〇バッハ:無伴奏チェロ組曲(全曲)
パブロ・カザルス(チェロ)
録音:1936~39年
これは2011年発売のSACDと同じマスターから作られた通常CDです。
巨星カザルスの無伴奏は過去数十年間に幾度もCD化されましたが、中では二種の「オーパス蔵」盤がファンの間で人気が高いようです。楽器の芯に肉薄するような近接感が他のリマスター盤を引き離して圧倒的であり、これを聴いて初めてカザルスのバッハ演奏の偉容が理解できたという人も多いでしょう。

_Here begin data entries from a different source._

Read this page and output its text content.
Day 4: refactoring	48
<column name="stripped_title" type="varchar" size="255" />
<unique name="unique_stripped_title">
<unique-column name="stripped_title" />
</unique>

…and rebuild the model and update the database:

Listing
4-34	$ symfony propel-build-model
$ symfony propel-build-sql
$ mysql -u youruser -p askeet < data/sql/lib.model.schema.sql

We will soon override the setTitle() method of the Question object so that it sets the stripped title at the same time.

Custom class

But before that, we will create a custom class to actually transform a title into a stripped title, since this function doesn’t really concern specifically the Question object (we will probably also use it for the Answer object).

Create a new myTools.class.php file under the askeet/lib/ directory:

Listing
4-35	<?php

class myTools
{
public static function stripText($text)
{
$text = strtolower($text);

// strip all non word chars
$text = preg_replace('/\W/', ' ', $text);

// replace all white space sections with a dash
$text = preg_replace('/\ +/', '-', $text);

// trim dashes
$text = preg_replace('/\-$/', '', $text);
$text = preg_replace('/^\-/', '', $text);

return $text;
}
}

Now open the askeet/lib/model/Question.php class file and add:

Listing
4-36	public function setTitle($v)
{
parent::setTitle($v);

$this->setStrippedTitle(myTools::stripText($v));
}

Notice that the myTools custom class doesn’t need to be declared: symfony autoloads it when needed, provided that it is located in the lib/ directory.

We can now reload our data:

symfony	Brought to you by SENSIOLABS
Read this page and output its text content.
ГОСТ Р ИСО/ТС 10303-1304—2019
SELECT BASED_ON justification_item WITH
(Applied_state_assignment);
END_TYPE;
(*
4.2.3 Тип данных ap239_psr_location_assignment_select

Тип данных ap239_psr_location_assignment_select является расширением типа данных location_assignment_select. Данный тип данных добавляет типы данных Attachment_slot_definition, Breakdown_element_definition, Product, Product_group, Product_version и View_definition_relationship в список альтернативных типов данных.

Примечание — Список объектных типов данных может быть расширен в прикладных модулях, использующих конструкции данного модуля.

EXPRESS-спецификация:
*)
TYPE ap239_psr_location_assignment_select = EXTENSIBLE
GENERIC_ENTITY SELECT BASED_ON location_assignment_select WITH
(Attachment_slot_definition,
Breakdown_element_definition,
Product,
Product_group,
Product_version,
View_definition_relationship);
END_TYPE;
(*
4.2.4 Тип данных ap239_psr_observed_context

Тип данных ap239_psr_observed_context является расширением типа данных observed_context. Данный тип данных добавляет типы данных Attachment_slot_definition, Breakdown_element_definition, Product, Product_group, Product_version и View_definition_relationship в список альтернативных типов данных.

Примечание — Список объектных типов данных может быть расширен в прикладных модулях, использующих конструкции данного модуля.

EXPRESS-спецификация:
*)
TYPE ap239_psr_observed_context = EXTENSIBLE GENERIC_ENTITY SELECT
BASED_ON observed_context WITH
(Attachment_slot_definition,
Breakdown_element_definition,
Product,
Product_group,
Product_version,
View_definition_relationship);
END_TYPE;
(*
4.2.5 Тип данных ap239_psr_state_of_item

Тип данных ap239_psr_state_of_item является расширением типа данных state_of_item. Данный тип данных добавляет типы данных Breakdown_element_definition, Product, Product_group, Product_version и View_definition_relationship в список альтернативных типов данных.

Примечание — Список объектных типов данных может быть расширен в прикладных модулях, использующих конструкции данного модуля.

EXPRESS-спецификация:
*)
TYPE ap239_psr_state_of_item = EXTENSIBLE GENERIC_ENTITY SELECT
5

私もオーパス蔵のCD(2002年の旧盤)に深い感銘を受けた一人ですが、一方で当EMIのCDも、別角度から演奏の本質に光を当てた素晴らしい復刻だと思います。同社による2007年の国内盤は、低域がカットされ安いヴィオラのような響きに変質していましたが、カザルスに限らず、歴史的音源のファンの間では、本家EMIのリマスターへの否定的な声がしばしば聞かれる。私自身は本家盤を全否定するつもりはないですが、録音の真実な姿を追いもとめる彼らの気持ちも理解できなくはない。
ただし、このカザルス盤は1930年代のSP録音です。LP時代の録音なら初期盤とCDの比較が容易だと思いますが、現在、SPレコードを蓄音機で聴いている人は奇特な部類に入る。普通のファンはオリジナル性を云々すること自体が難しいわけです。したがって復刻CDを評価する場合は、純粋に演奏の輪郭がはっきり感じ取れるかどうか、音色が良いかどうかが焦点になるでしょう。
その意味から言って、2011年リマスター盤はカザルスのチェロの量感と柔らかな美質が味わえる精細な復刻です。奏者の上品な面が強く印象に残る。オーパス蔵盤に著しい野太さは程好い範囲にとどまっており、知情意の均衡の取れたバッハを聴くことができます。
カザルスのように年輪を重ねて老成する音楽家、平たく言えば、上手く年を取ることができる音楽家は甚だ少ない。文芸批評家の小林秀雄はある講演会の壇上で「合理的精神に年はない」と言い、近代の測定科学に囚われた世の風潮、知識人の思想に警鐘を鳴らしました。人間的成熟を見ないような、あるいはそれを拒むかのような音楽界の現状を見るとき、いつも私はこの大文士の鋭い指摘を思い出します。
古来日本では、技術より音楽の中身を尊重すべきだという事を言いながら、実際は技巧や外面的要素に依存して音楽を聴く人が多い。音楽教育の現場も、そのつもりは無くとも、外から見れば明らかに技術至上主義です。表面に少しの傷があるだけで中身が壊れたように感じるのか、直ぐに音程がリズムがと指摘する人がある。細部に神経質な国民性のゆえでもあるでしょうが、アメリカと同じで、どうもヨーロッパに追い付け追い越せという後進国の焦燥感が、音楽を見る目を陰険にしている気がします。
そういう技術面の指摘は間違いではないですが、言ってみれば少し耳の良い児童にだって同じことは言えます。凡百の演奏ならともかく、カザルスのような歴史に残る大業を為した音楽家の前では、粗探し的な言動を恥じる気持ちが生まれても良いのではないか。バッハの楽曲と同様、それは乗り越えるべき対象ではなく、ただ心静かに美しさを享受すべき音楽であろうと私は思います。